North-Central Section - 54th Annual Meeting - 2020

Paper No. 33-3
Presentation Time: 8:30 AM-5:30 PM

SORPTION OF 2-NAPHTHALENE SULFONATE TO ORGANIC-RICH SEDIMENTS IN BATCH AND COLUMN EXPERIMENTS


HATAMI, Jiyan L.1, SULIKOWSKI, Gabrielle1, SCHMIDT, Adam1, MEURER, Cullen1, BENKO, Anna M.2, GRUNDL, Tim3, REIMUS, Paul W.4, JOHNSON, Raymond H.5 and PARADIS, Charles J.6, (1)Geosciences Department, University of Wisconsin-Milwaukee, Milwaukee, WI 53211, (2)Department of Chemistry and Biochemistry, University of Wisconsin-Milwaukee, Milwaukee, WI 51322, (3)Geosciences Departemnt and School of Freshwater Sciences, University of Wisconsin-Milwaukee, Milwaukee, WI 53201, (4)Earth and Environmental Sciences Division, Los Alamos National Laboratory, Los Alamos, NM 87545, (5)Navarro Research and Engineering Inc., Contractor to the U.S. Department of Energy Office of Legacy Management, Grand Junction, CO 81503, (6)Department of Geosciences, University of Wisconsin-Milwaukee, Lapham Hall, Room 366, 3209 N. Maryland Ave., Milwaukee, WI 53211

Uranium contamination in the groundwater of the Western United States remains a legacy from the federal government’s activities related to the development of nuclear weapons during World War II and the Cold War.
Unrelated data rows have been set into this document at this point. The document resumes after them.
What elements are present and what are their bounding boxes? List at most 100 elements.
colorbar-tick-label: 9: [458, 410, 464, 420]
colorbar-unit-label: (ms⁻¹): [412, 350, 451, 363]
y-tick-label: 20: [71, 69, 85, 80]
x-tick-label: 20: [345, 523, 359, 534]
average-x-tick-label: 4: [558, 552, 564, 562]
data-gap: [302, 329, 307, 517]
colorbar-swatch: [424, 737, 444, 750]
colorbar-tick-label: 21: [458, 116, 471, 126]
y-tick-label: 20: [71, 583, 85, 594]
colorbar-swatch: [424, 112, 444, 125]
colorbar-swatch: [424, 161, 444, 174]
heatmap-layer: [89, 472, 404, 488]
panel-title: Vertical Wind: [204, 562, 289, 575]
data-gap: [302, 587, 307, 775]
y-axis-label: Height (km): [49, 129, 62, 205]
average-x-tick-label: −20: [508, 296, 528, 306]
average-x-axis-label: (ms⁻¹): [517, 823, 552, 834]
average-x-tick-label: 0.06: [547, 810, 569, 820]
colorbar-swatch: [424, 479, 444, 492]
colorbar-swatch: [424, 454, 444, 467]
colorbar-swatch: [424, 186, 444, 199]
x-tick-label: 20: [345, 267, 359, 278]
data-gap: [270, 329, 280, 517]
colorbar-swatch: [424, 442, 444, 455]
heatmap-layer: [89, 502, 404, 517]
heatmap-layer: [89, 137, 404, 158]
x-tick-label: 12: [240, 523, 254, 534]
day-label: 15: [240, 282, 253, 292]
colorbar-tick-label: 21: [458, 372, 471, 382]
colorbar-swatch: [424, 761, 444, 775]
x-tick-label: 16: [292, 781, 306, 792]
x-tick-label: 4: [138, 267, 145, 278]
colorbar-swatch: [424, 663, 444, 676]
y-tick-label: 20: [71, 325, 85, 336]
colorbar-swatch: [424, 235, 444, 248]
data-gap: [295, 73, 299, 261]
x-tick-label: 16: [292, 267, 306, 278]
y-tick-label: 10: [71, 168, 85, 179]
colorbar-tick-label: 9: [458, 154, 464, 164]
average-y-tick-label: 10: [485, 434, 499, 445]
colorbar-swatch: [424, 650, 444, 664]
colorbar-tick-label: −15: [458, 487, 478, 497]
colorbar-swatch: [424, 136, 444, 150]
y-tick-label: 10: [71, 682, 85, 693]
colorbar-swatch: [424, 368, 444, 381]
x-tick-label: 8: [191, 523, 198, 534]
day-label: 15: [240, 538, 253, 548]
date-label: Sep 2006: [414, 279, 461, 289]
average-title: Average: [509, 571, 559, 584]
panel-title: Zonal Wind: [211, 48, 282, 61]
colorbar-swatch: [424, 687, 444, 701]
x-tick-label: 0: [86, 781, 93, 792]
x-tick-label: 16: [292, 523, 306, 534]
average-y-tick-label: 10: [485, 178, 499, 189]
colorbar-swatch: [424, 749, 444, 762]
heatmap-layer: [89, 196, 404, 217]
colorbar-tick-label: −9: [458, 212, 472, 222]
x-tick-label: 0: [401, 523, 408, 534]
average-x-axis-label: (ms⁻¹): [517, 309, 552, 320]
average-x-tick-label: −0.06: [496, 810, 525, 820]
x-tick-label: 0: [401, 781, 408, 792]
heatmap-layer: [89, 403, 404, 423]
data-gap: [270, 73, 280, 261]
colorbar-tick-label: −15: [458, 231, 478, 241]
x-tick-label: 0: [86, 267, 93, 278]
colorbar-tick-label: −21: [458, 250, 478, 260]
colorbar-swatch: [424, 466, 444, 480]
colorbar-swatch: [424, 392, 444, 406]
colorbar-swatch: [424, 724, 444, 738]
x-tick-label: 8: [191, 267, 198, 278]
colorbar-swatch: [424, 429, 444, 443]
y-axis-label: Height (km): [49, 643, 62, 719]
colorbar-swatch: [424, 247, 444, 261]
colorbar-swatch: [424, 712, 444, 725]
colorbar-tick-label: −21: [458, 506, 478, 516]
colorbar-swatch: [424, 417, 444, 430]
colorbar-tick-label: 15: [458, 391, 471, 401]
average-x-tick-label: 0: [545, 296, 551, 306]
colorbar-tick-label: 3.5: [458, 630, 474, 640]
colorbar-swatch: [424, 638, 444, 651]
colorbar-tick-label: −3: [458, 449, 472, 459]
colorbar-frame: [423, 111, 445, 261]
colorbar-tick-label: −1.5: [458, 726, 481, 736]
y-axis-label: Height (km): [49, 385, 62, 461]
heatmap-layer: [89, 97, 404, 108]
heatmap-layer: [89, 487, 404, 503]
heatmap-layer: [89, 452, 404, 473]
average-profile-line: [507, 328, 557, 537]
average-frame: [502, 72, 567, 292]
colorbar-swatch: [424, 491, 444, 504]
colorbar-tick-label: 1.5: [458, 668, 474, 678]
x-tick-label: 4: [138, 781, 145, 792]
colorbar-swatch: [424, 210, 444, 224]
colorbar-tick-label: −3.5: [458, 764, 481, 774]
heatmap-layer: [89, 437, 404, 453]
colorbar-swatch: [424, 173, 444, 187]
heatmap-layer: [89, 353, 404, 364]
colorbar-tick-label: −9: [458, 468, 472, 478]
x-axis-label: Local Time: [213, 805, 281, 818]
In order to minimize the impact that this legacy can have on humans and the environment, hydrogeologists must characterize the fate and transport of uranium in groundwater. Uranium is known to sorb to organic carbon in sediment, delaying its mean arrival time, therefore accurate characterization of the fraction of organic carbon in an aquifer is necessary to model uranium transport. The fraction of organic carbon is commonly measured by the analysis of sediment cores, which can be a costly and labor intensive process. A new method for quantifying the fraction of organic carbon in the subsurface is proposed here with the introduction of a novel tracer, 2-napthalene sulfonate (2-NS). Published data has shown that 2-NS sorbs to activated carbon, but no study has investigated the sorption potential of 2-NS as a function of the fraction of organic carbon in native sediment. Preliminary data obtained through batch microcosm tests showed negligible sorption to a silica-rich fine gravel, and surprisingly little to no sorption to an organic-bearing, vineyard soil from Wisconsin. Batch tests currently underway are utilizing various mass fractions of activated carbon with silica-rich fine gravels to develop sorption isotherms for 2-NS. The same fine gravel with varying mass fractions of a store-bought natural fertilizing soil will be used to then develop sorption isotherms for 2-NS with respect to the total fraction of organic carbon. Column tests will also be conducted to determine the mean arrival time of 2-NS as a function of organic carbon and these results will be compared to a non-reactive chloride tracer . The results from the batch microcosm tests, as well as those from the column experiments, will be presented and discussed along with their implications to the fate and transport of uranium species in the environment.